3D cinema might bring dinosaur jaws right up to your nose, but it’s a wonder the great beasts don’t just laugh when they see the oddball glasses on your head that makes the effect possible. A new advancement from MIT takes a well-known trick known as the parallax barrier and leverages it in a way particular to how we move our heads in movie theaters. A small prototype using 50 mirrors and lenses has been developed and, if researchers can advance upon the idea, glassless 3D viewing might just become the future of cinema.
Parallax barriers are the way in which some current 3D devices – like the Nintendo 3DS – deliver a multi-dimensional viewing experience direct to our eyes without the need for glasses. It basically works by arranging barriers on the screen (crystals in the case of the 3DS) that allow each of our eyes to only see certain images that are slightly different from each other. When the brain puts those images together, the main picture seems to have a three-dimensional depth. In a way, it’s no different than those old-fashioned stereoscopic imagesthat used to be sold on boardwalks everywhere.
The parallax barrier approach works on the 3DS because gamers can basically hold the screen at exactly the right position to line up the barriers with each eye and make the 3D effect work (although, it should be noted that the new 3DS XL uses face-tracking technology to make keep the barriers in line for a more seamless 3D experience.)
So it works fine with small screens, but for larger screens, the issue gets more complex. Even with a television, it’s difficult to pull off parallax-barrier-enhanced viewing because people sit at different heights in the room and view the TV from different angles. The problem is compounded in the large scale of a movie theater.

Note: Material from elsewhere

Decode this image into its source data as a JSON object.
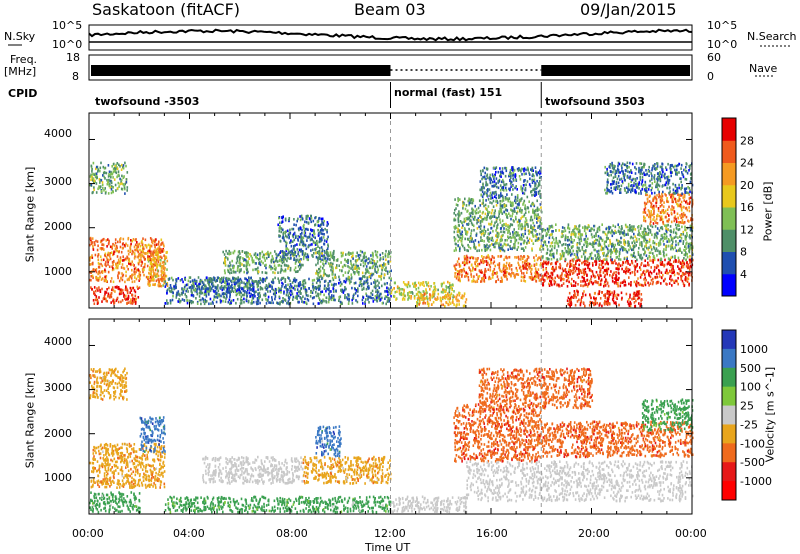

To overcome the issue, the MIT researchers realized that people don’t really move around much in a movie-theater seat. Their heads have a limited range of motion constrained by the seat in which any individual is sitting. So, the scientists decided that if they could beam individual parallax-barrier-enhanced images to each seat, every person could get a 3D experience without having to wear glasses.
A prototype followed that is only a little bigger than a pad of paper. Using 50 sets of mirrors and lenses, the system, which the researchers are calling Cinema 3D, beams a different set of images through parallax barriers customized to each seat in the theater.
“It remains to be seen whether the approach is financially feasible enough to scale up to a full-blown theater,” says MIT professor Wojciech Matusik, one of the co-authors on a related paper. “But we are optimistic that this is an important next step in developing glasses-free 3D for large spaces like movie theaters and auditoriums.”